Be careful what you post online
We all love social media, but sometimes you should be careful about what you post. Avoid announcing your impending departure — who knows who might be reading about your soon-to-be-empty home!
Don’t let your phone give you away
Don’t change your voicemail message to mention your trip — again, you don’t know who’s listening. Also, a landline ringing and ringing can be another sign of an empty home. Turn the volume down so it can’t be heard from outside, or set it to go straight to the answering machine.
Drawing your curtains
People disagree over whether curtains should be left open or closed. The best idea is to leave them as you normally would so that nothing appears different from outside. If you decide to leave them open, remove anything valuable from sight. It’s a good idea to walk around outside before you leave in order to check what is visible.
Unplug your garage door
By cutting off the power, you will stop anyone from using a universal remote to open it.
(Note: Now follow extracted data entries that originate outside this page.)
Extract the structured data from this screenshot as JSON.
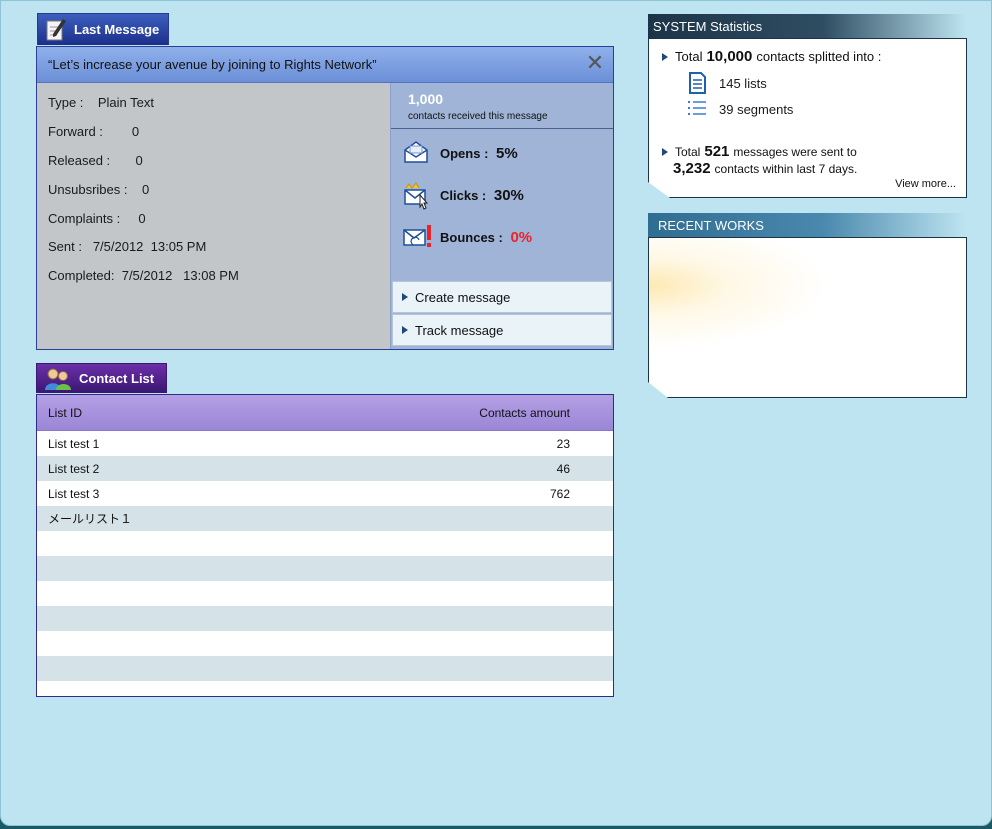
{
  "last_message": {
    "tab_label": "Last Message",
    "subject": "“Let’s increase your avenue by joining to Rights Network”",
    "details": [
      {
        "label": "Type :",
        "value": "Plain Text"
      },
      {
        "label": "Forward :",
        "value": "0"
      },
      {
        "label": "Released :",
        "value": "0"
      },
      {
        "label": "Unsubsribes :",
        "value": "0"
      },
      {
        "label": "Complaints :",
        "value": "0"
      },
      {
        "label": "Sent :",
        "value": "7/5/2012  13:05 PM"
      },
      {
        "label": "Completed:",
        "value": "7/5/2012   13:08 PM"
      }
    ],
    "received_count": "1,000",
    "received_label": "contacts received this message",
    "opens_label": "Opens",
    "opens_value": "5%",
    "clicks_label": "Clicks :",
    "clicks_value": "30%",
    "bounces_label": "Bounces :",
    "bounces_value": "0%",
    "create_label": "Create message",
    "track_label": "Track message"
  },
  "contact_list": {
    "tab_label": "Contact List",
    "col_id": "List ID",
    "col_amount": "Contacts amount",
    "rows": [
      {
        "name": "List test 1",
        "amount": "23"
      },
      {
        "name": "List test 2",
        "amount": "46"
      },
      {
        "name": "List test 3",
        "amount": "762"
      },
      {
        "name": "メールリスト１",
        "amount": ""
      },
      {
        "name": "",
        "amount": ""
      },
      {
        "name": "",
        "amount": ""
      },
      {
        "name": "",
        "amount": ""
      },
      {
        "name": "",
        "amount": ""
      },
      {
        "name": "",
        "amount": ""
      },
      {
        "name": "",
        "amount": ""
      },
      {
        "name": "",
        "amount": ""
      }
    ]
  },
  "system_statistics": {
    "title": "SYSTEM Statistics",
    "total_prefix": "Total",
    "total_contacts": "10,000",
    "total_suffix": "contacts splitted into :",
    "lists": "145 lists",
    "segments": "39 segments",
    "msg_prefix": "Total",
    "msg_count": "521",
    "msg_suffix": "messages were sent to",
    "contacts_count": "3,232",
    "contacts_suffix": "contacts within last 7 days.",
    "view_more": "View more..."
  },
  "recent_works": {
    "title": "RECENT WORKS"
  },
  "colors": {
    "page_bg": "#bde4f0",
    "accent_red": "#e8232a",
    "last_message_tab": "#1c2f8a",
    "contact_tab": "#3a1772"
  }
}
You should also make sure the connecting door from your home to the garage is locked, just in case anyone does get in that way.
Block sliding doors
Even if someone manages to pick the lock on balcony or patio doors, putting a length of wood in the tracks will prevent them from sliding open.
Stop mail from piling up
A big pile of unread mail and newspapers can be another sign that no one is home. To avoid this, ask someone to stop by and move your mail, or speak to the postal service about stopping delivery while you are away.